Sodium and Milk Fortification Evaluation of Body Composition Among Very Preterm Infants
Purpose
The goal of the trial is to learn if targeted sodium supplementation (including blood and urine sodium testing) versus standard milk fortification (including blood sodium testing) improves growth and body composition in very preterm infants?
Condition
- Very Preterm and Extremely Preterm Birth
Eligibility
- Eligible Ages
- Between 0 Days and 14 Days
- Eligible Sex
- All
- Accepts Healthy Volunteers
- No
Inclusion Criteria
- Admitted to the University of Washington, Oregon Health and Sciences, or University of Cincinnati NICU at 14 days of age - Born between 24w0days and 31w6d - Achieved full enteral feeding
Exclusion Criteria
- Congenital or chromosomal anomalies affecting growth - Acute renal insufficiency (KDIGO stage 1 or higher) - Necrotizing enterocolitis (modified Bell's stage IIA or higher) - Anticipated NICU stay less than 30 days - Enrollment in a concurrent interventional study that may confound study outcomes
Study Design
- Phase
- N/A
- Study Type
- Interventional
- Allocation
- Randomized
- Intervention Model
- Parallel Assignment
- Primary Purpose
- Treatment
- Masking
- Single (Outcomes Assessor)
Arm Groups
| Arm | Description | Assigned Intervention |
|---|---|---|
|
Experimental Targeted sodium supplementation |
Every two weeks serum sodium and urine sodium testing with sodium supplementation if indicated by algorithm.

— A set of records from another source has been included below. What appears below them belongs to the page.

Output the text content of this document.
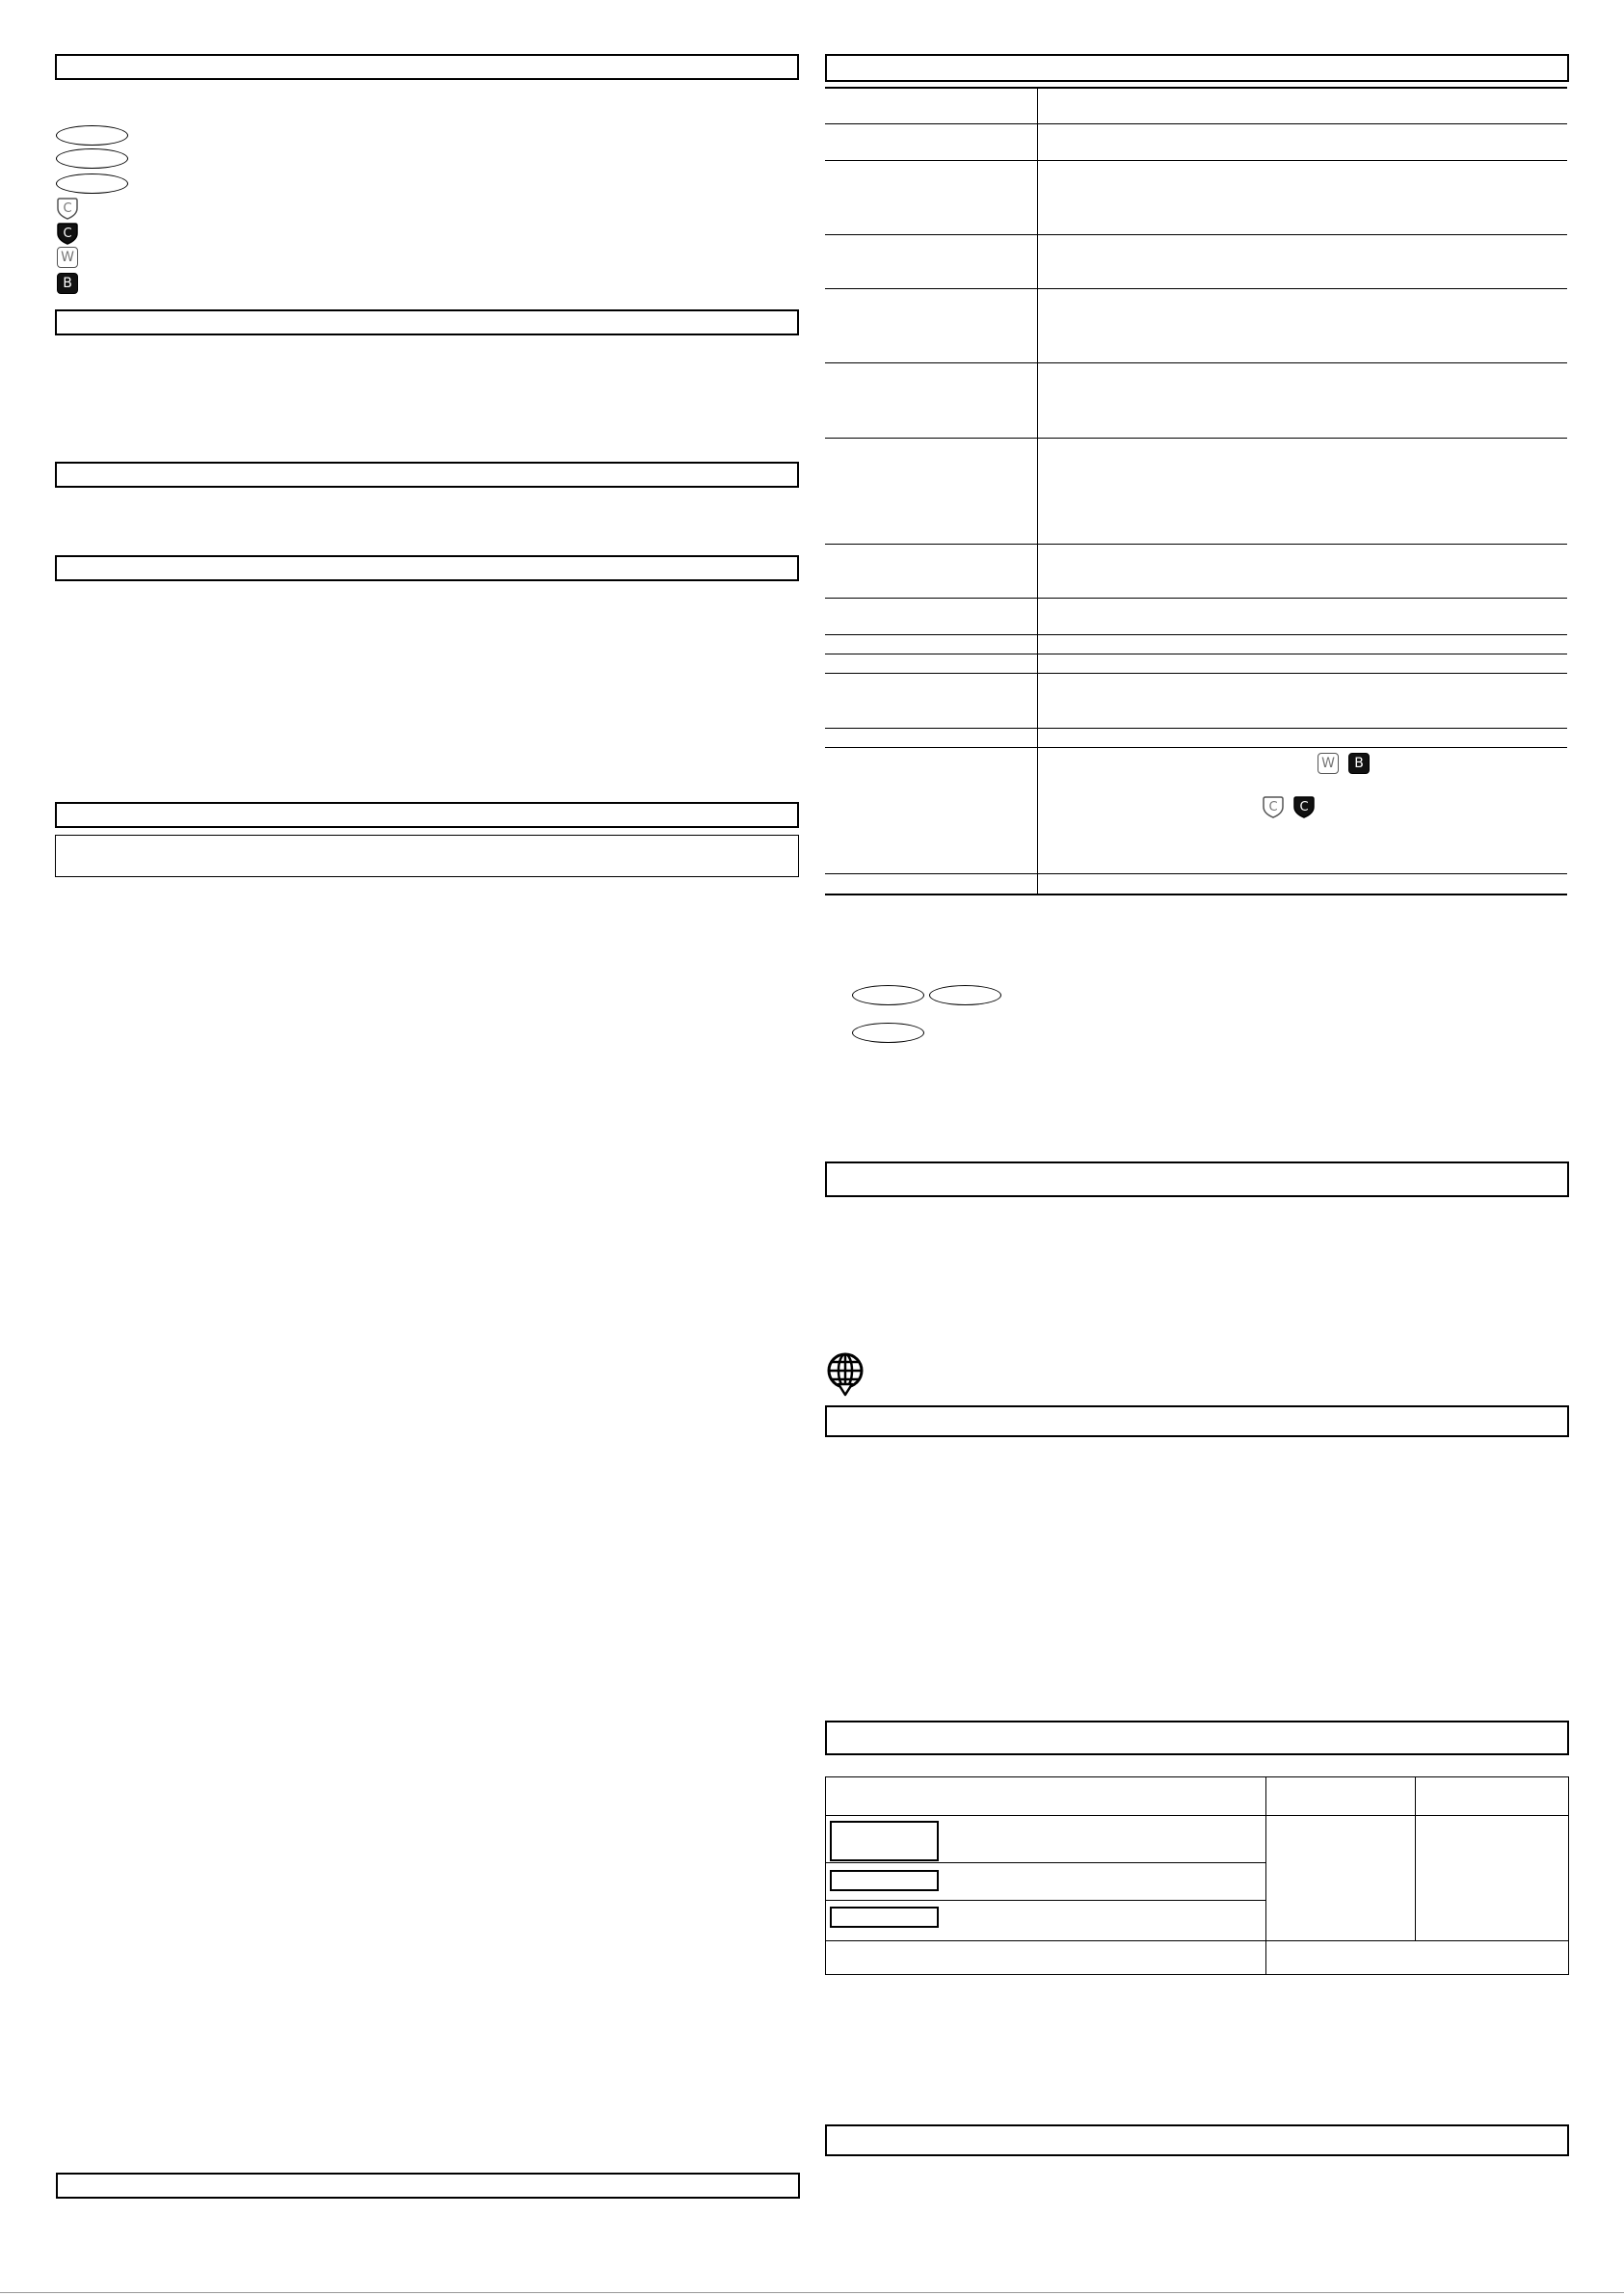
C
C
W
B
W	B
C C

Milk fortification per growth metrics. |
|
|
Active Comparator Enriched Milk Fortification |
Serum sodium testing every two weeks with sodium supplementation if indicated by clinical team. Milk fortification per growth metrics. |
|
Recruiting Locations
Seattle, Washington 98195
More Details
- Status
- Recruiting
- Sponsor
- University of Washington
Detailed Description
Very preterm infants (born <32 weeks gestational age) are at high risk for postnatal growth faltering, which is associated with adverse neurodevelopmental outcomes. Despite routine use of enriched human milk fortification in the NICU, many infants fail to achieve adequate somatic and lean mass growth. Sodium depletion has been identified as a potentially modifiable contributor to this problem: renal tubular immaturity in preterm infants results in obligate urinary sodium wasting. Total body sodium depletion has been associated with poor growth in infants and poor muscle mass development in animal studies. Current NICU practice relies primarily on serum sodium to guide supplementation; however, serum sodium is a late and insensitive marker of total body sodium depletion. Urine sodium is a more sensitive indicator of sodium balance and may identify depletion before serum levels fall. Gestational-age-specific urine sodium thresholds to guide supplementation have recently been proposed (Stalter et al., 2025), but have evaluated body composition in a prospective randomized trial. This trial tests whether a structured, urine sodium-guided supplementation protocol based on every other week urine and serum sodium monitoring improves anthropometric growth and lean mass accrual compared to standard enriched fortification alone. The intervention runs from day of life 14 through 36 weeks postmenstrual age, with tapering through 38 weeks PMA. Body composition assessment incorporates two complementary modalities: serial point-of-care ultrasound (POCUS) of the biceps, rectus femoris, and subcutaneous fat for longitudinal lean and fat mass tracking, and Air Displacement Plethysmography (PeaPod) at 36 weeks postmenstrual age or discharge for criterion-standard whole-body composition. Fat mass, fat-free mass, and body fat percentage will be referenced against the Norris et al. preterm normative curves. The trial uses an open-label design with block randomization stratified by gestational age. A Data Safety and Monitoring Board will conduct oversight and interim safety reviews.